Over the last several days, an upper-level low pressure system positioned north of the Leeward Islands has gradually been acquiring more and more tropical characteristics, including a surface circulation and thunderstorm activity wrapping more evenly around the center. Model guidance is in fairly good agreement on this feature developing into a subtropical or tropical storm, and the next name on the list is Fay.
The thermal and wind structure is on the border between subtropical and tropical, and a case could be made for either designation right now. But since both subtropical storms and tropical storms get named, it would still become Fay (or a subtropical/tropical depression first).

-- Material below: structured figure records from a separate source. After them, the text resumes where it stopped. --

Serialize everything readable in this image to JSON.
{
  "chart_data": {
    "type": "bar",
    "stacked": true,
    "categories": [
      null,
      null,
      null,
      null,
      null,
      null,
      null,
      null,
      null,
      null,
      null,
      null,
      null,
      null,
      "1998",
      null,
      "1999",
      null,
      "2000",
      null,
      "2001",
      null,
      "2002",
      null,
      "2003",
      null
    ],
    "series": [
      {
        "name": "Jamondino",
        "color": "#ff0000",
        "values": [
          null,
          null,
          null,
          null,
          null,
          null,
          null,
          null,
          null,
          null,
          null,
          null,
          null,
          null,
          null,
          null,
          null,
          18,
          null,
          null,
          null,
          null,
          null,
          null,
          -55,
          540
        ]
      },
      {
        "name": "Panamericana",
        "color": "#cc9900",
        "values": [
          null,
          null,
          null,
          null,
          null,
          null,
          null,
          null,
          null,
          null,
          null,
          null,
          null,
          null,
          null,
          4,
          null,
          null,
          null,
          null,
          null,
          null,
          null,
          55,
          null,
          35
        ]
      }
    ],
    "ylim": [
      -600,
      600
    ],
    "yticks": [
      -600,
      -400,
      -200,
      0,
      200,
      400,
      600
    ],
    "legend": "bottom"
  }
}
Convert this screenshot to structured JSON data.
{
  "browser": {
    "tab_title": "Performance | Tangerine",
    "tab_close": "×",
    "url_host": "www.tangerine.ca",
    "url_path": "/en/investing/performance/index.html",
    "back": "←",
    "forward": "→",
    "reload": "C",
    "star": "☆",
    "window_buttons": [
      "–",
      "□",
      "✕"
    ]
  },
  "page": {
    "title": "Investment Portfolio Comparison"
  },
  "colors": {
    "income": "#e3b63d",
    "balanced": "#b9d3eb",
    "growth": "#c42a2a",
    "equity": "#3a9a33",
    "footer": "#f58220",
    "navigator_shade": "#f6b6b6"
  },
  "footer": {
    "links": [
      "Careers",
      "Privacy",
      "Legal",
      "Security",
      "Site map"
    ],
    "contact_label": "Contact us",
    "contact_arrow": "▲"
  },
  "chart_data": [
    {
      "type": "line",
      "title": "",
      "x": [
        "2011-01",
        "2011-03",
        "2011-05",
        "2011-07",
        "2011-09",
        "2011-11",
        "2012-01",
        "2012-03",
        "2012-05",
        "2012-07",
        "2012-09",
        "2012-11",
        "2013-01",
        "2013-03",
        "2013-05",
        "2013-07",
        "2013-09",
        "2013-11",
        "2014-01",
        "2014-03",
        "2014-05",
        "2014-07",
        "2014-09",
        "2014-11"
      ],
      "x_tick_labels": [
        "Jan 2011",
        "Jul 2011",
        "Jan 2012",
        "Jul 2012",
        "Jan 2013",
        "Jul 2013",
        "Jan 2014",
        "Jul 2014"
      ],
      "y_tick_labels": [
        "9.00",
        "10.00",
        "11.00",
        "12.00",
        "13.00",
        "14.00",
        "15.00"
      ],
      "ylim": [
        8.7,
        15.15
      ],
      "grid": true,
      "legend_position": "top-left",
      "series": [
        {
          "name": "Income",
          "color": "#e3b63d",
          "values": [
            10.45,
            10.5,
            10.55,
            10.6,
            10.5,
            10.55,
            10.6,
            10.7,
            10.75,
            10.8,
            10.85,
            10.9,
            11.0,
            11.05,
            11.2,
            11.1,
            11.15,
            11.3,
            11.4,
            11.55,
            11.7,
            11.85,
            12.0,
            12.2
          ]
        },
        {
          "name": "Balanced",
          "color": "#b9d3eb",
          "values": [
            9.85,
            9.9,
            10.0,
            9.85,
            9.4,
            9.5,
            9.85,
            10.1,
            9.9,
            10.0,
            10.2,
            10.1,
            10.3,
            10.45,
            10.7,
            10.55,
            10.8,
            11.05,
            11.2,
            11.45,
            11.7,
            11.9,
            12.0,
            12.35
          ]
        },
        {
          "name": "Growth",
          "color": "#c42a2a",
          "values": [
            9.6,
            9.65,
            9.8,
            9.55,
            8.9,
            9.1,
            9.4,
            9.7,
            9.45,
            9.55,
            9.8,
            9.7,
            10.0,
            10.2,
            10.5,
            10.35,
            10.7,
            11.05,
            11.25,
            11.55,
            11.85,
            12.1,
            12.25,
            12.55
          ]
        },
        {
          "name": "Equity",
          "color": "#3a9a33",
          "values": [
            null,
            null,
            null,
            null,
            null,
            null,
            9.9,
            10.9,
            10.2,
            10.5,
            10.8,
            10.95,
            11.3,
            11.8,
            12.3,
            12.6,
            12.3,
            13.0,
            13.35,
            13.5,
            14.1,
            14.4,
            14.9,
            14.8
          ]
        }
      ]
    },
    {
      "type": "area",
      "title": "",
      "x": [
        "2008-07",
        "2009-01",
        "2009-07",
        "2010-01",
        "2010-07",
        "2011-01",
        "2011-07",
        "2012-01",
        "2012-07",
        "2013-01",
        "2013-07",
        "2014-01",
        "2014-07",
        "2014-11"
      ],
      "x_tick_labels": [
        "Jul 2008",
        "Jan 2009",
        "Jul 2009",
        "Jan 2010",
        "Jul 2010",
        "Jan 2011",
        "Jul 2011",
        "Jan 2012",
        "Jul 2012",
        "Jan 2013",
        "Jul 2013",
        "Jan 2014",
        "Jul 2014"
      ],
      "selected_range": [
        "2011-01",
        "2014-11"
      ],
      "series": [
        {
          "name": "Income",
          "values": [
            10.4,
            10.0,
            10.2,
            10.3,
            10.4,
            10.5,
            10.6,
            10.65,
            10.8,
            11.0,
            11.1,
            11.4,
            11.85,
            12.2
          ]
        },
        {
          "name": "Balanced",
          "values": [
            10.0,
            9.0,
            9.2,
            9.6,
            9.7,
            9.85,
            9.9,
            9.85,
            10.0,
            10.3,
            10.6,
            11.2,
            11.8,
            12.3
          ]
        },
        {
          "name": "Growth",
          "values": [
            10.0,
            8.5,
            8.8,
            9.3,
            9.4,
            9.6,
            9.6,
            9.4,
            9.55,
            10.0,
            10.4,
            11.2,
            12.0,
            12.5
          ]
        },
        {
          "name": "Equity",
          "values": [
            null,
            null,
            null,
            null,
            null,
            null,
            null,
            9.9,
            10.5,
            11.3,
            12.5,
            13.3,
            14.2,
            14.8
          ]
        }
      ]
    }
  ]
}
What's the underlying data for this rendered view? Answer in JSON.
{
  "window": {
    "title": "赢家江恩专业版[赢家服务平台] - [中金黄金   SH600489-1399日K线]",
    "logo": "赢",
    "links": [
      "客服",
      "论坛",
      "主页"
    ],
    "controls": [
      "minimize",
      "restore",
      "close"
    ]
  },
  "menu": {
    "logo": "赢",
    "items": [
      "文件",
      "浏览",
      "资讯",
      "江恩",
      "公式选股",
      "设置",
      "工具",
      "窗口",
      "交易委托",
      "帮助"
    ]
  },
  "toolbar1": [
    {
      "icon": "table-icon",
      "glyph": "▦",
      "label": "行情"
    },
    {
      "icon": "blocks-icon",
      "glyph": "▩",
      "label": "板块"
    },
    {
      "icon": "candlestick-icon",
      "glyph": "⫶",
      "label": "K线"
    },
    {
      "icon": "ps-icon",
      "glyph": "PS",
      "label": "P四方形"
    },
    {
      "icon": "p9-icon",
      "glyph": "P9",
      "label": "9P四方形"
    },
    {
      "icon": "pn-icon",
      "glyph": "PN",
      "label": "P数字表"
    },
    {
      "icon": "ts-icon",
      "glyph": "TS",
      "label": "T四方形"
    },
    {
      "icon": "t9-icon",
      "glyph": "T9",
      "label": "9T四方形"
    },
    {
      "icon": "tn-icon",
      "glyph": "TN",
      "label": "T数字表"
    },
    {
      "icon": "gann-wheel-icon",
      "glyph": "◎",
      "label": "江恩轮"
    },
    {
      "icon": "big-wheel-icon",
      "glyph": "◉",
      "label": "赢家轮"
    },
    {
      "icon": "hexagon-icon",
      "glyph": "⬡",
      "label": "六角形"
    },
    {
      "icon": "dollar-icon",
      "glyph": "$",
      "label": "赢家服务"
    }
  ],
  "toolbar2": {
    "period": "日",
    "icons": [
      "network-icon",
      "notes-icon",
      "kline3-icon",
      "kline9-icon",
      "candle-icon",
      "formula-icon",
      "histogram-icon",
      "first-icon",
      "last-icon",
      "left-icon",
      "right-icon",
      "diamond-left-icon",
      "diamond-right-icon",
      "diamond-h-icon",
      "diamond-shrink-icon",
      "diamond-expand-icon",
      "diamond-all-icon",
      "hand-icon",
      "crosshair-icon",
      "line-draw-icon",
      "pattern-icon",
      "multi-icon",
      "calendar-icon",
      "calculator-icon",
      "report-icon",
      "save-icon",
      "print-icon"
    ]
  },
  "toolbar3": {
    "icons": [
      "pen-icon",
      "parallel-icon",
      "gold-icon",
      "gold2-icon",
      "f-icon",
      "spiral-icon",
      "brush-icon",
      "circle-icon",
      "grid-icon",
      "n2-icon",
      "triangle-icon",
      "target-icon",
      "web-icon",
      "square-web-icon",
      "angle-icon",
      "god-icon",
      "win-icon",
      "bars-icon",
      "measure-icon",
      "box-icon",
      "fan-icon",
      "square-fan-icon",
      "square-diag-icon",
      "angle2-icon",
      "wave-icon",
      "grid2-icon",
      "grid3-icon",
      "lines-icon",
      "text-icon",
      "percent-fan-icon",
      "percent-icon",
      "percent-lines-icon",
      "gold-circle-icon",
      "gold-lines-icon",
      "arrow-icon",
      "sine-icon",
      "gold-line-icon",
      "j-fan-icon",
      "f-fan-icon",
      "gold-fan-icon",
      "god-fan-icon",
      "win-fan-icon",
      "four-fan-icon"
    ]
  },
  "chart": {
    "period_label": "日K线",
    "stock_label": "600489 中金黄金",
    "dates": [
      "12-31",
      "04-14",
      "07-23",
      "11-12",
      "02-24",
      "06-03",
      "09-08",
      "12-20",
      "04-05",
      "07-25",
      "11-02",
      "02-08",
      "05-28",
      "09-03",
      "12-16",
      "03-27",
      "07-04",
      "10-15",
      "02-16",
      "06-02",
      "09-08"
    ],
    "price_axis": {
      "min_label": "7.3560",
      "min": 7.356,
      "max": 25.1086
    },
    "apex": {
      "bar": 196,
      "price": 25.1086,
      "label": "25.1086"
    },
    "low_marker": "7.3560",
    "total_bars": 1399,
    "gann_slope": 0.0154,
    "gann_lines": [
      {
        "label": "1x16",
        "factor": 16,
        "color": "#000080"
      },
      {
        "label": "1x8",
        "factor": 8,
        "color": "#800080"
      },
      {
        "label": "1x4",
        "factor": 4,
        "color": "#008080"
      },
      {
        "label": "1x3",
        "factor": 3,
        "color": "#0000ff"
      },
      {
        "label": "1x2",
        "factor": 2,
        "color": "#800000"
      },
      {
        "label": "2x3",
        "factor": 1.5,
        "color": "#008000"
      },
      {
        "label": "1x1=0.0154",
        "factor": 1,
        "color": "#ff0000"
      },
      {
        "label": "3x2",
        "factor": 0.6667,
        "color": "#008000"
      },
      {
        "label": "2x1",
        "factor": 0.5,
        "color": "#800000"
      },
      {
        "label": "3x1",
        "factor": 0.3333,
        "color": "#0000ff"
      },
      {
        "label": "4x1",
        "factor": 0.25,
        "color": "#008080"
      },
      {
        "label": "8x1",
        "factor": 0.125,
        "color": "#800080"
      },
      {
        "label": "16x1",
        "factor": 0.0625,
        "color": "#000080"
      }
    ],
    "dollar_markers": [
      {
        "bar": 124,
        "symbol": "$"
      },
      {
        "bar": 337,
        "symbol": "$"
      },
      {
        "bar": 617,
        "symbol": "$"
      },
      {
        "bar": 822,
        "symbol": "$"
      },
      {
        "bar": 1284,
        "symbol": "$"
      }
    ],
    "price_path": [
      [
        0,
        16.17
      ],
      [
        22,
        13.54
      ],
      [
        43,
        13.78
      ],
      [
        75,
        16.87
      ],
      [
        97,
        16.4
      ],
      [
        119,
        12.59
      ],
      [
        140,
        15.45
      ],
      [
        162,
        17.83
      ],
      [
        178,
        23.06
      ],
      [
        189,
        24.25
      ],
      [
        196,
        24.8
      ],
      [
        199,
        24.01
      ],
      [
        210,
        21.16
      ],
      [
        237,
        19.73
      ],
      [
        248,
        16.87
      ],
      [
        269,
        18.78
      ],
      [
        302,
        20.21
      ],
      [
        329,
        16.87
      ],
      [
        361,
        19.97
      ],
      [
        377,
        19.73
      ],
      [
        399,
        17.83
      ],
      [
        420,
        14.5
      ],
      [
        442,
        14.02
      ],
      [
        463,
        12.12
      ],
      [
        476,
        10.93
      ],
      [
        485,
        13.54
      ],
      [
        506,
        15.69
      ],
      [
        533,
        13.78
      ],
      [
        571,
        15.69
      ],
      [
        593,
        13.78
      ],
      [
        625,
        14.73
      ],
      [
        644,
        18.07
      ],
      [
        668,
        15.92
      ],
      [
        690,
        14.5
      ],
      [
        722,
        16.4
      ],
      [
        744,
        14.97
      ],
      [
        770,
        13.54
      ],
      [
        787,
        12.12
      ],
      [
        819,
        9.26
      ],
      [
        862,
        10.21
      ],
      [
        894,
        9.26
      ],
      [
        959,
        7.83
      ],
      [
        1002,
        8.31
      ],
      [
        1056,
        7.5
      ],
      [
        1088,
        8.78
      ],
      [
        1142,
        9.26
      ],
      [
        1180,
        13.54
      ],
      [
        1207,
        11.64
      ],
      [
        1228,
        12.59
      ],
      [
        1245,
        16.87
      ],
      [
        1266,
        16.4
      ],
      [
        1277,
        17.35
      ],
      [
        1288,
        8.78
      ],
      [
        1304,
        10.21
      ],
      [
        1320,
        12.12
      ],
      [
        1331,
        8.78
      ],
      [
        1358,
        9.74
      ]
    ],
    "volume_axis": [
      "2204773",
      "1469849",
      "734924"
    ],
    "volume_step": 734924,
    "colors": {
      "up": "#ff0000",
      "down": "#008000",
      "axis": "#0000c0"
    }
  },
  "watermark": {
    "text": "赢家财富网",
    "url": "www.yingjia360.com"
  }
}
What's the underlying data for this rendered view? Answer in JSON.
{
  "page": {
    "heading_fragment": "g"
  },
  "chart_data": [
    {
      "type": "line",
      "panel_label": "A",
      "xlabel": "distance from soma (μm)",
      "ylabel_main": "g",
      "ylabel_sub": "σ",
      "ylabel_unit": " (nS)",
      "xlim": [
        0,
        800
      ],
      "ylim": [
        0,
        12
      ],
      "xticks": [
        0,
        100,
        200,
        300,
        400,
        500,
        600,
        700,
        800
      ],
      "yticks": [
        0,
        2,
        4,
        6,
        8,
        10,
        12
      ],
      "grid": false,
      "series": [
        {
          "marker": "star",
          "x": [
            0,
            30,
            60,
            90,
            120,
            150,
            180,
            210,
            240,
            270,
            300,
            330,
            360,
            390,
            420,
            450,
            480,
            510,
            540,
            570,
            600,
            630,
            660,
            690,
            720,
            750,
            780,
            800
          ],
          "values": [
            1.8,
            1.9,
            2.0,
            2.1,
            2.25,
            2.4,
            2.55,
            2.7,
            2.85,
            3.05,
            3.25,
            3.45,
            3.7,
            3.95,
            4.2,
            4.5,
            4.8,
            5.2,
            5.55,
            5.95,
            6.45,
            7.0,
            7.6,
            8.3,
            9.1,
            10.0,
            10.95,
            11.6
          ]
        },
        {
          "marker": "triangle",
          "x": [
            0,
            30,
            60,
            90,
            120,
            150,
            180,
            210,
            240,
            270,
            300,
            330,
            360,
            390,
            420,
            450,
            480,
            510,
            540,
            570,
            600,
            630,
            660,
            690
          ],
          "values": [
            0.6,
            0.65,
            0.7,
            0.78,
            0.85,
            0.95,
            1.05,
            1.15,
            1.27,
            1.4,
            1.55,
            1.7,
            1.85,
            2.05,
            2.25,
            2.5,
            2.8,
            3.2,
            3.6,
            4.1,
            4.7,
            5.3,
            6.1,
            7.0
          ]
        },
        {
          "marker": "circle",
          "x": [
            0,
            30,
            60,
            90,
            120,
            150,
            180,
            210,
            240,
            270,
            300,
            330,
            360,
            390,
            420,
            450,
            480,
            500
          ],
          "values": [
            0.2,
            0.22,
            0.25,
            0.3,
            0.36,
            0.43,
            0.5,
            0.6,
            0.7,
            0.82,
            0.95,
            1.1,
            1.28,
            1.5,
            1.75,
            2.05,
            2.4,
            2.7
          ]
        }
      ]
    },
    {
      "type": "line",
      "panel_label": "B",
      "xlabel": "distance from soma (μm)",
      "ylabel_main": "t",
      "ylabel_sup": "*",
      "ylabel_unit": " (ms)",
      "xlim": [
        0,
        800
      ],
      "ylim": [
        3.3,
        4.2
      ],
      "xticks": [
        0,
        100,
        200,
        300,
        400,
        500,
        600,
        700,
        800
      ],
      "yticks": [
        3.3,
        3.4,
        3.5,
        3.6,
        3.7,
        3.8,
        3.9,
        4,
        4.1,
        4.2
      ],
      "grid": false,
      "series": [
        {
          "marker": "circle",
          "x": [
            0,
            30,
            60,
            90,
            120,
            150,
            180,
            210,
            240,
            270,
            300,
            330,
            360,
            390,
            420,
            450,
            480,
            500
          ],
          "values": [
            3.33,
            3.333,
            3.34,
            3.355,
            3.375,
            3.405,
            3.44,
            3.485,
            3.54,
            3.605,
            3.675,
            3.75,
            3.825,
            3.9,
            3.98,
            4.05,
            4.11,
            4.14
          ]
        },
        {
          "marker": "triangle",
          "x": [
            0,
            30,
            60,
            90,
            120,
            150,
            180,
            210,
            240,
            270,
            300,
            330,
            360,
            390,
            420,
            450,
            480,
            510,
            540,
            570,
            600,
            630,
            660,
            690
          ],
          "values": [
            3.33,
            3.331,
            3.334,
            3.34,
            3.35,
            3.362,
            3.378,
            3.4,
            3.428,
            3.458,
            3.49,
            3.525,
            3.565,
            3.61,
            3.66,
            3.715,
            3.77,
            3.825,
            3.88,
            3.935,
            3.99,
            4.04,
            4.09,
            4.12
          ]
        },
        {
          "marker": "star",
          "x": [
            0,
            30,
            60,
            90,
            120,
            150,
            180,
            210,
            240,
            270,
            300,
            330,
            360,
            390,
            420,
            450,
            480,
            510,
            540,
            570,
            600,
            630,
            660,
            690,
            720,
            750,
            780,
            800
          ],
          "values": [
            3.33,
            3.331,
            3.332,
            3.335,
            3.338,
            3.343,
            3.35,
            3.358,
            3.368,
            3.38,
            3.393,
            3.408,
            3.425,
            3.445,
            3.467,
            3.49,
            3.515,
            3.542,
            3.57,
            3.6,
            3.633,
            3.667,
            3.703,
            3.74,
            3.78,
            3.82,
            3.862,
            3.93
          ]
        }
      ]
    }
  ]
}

In an average season (using 1981-2010), we would have 10 named storms and an ACE of 88.3 by this date... but this year we're at 5 named storms and the ACE is 35.8. IF this gets named today, it will be the latest date for the 6th named storm since 1994 (Florence formed on November 2).
Global and regional models also agree on a future track: continue to drift slowly to the northwest, then begin turning to the northeast by Sunday. It is not near land now, but could make a close approach to Bermuda on Sunday (that's the black speck near 32N 65W on the map below).
Elsewhere, there's a tropical wave centered near 15N 50W (about 730 miles east of the Lesser Antilles) today that is heavily favored by global models to develop into something significant in the coming days as it heads west-northwest. If and when it shapes up a little more, I will give a full update on it.